Os homens que queriam legalizar a violação de mulheres
Podia ser o título de um novo volume de Stieg Larsson, em que assistimos a uma narrativa de contornos selváticos, absurdos, kafkianos, uma prosa ficcional que concretiza a legalização da violação a mulheres. Mas não se trata de ficção. Trata-se de uma situação real, podemos chamar-lhe movimento, e que tem imensos apoiantes — um grupo alargado de machos brancos heteronormativos com idades várias, que pede que este desejo, entre outros igualmente horrendos, seja legalizado
Uma das figuras mais importantes neste movimento é Paul Elam («male» ao contrário) que, através da sua página «A voice for men» (uma voz para homens), vai lançando ideias para o mundo digital que se disseminam como um vírus. Antes Elam tinha uma página chamada «O misógino feliz», na qual escreveu um texto sobre as mulheres quererem ser violadas. «Nos termos mais rigorosos e empáticos possíveis, a resposta é NÃO, AS MULHERES NÃO ESTÃO A PEDIR PARA SEREM VIOLADAS. Estão a implorar por isso, porra! (…) Há por aí muitas mulheres que são esmagadas e bombardeadas por serem tão estúpidas (e arrogantes), que andam pela vida com o equivalente a um anúncio de néon a brilhar por cima das suas cabecinhas narcísicas vazias, dizendo: SOU UMA IDIOTA DE UMA CABRA INTRIGUISTA — POR FAVOR, VIOLEM-ME.» Assim é o discurso de Elam, com maiúsculas e aberrante. Para Elam, as mulheres exercem um poder sexual de tal ordem sobre os homens, que são eles afinal as vítimas. A violação surge como um meio de libertação destes machos dependentes da «pussy», como o próprio lhe chama. «Pussy» é o nome que Elam dá ao poder feminino, e garante que as mulheres perderão o poder assim que existirem robôs sexuais sofisticados que cumpram o mesmo efeito.
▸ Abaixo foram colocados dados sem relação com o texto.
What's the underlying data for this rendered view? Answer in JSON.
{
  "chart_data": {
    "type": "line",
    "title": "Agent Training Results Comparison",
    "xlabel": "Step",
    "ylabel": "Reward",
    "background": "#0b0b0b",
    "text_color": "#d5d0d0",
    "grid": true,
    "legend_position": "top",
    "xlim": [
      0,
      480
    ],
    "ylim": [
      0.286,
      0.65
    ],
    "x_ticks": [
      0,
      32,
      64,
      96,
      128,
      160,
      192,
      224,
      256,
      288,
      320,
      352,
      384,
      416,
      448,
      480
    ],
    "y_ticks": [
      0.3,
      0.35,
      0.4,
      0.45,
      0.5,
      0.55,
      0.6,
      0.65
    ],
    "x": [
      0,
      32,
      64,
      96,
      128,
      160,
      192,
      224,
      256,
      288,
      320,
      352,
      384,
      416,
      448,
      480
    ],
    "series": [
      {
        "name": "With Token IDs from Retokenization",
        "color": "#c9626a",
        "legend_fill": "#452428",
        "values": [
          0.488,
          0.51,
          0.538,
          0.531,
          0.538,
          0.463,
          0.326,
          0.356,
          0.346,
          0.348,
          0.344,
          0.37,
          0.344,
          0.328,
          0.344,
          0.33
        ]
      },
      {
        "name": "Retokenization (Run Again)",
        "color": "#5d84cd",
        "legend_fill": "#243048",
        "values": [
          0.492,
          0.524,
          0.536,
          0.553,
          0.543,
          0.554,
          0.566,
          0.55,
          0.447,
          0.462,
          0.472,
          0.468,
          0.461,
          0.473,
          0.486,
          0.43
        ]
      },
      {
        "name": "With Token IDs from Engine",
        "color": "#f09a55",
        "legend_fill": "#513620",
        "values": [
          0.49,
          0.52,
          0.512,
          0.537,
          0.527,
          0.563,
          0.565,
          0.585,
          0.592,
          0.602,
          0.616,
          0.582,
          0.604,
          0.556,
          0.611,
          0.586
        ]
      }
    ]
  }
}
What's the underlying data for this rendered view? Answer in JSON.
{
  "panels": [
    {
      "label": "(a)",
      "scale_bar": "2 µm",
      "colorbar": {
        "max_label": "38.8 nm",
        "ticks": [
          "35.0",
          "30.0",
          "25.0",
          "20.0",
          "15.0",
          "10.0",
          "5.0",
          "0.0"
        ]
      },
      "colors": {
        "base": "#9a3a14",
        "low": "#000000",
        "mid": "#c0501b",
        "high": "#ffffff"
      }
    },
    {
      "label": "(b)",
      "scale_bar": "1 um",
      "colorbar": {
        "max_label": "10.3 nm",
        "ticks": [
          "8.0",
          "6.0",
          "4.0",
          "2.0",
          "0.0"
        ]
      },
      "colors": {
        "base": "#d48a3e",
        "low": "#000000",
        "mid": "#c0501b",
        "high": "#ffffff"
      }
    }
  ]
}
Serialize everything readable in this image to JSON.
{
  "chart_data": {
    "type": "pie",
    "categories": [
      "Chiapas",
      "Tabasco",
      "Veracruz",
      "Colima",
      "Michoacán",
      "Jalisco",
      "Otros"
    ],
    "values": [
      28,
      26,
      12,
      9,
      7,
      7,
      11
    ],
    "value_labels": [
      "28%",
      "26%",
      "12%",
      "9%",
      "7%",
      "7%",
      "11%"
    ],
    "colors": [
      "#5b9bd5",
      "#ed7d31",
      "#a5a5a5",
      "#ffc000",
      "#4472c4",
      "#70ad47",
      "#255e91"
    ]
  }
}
Outro dos líderes desta manosfera é Roosh V., que apelou à violação em propriedade privada, num texto hipócrita com o título «Como parar a violação»: «Legalizem as violações que ocorrem em propriedade privada. (…) Se seguissem esta minha proposta, as raparigas passariam a proteger o seu corpo como protegem a bolsa ou o telemóvel. Se a violação se tornar legal, uma rapariga não mais se deixará cair num estado de consciência de tal forma debilitado que a impeça de resistir a ser arrastada para um quarto por um homem com quem não se sente segura. (…) Se a nova lei fosse anunciada durante vários meses em todo o país, praticamente a partir do primeiro dia da sua entrada em vigor deixaria de haver violações.» Roosh também diz coisas como «quando vejo uma rapariga, parto do princípio que é uma puta imunda, até que alguém demonstre o contrário».
Não posso negar que foi com perplexidade e choque que li nos últimos dias A Revolta do Homem Branco, de Susanne Kaiser (editado pela Zigurate). Trata-se de um livro violentíssimo que descreve com rigor e objectividade um regresso reaccionário machista e autoritário, que visa humilhar, rebaixar e violentar as mulheres. Em muitos fóruns por todo o mundo, partilham-se dicas para violar uma mulher sem se ser levado a tribunal, planeiam-se espancamentos e assassinatos. Um verdadeiro horror que surge primeiro online e depois salta dos ecrãs para o mundo real. Trata-se de um livro que custa a crer ser documental, ensaístico. A realidade com que nos deparamos ultrapassa-nos pela perversão e maldade explícitas. Não me saem da cabeça as coisas que li, porque apesar de sabermos que o mundo é um lugar violento em que o amor é um lugar frágil, parafraseando de cor Sophia, custa a crer que o homem, ao fim de tantos séculos de horror, continue a lançar o seu medo de perder o poder, a sua frustração, sobre a mulher.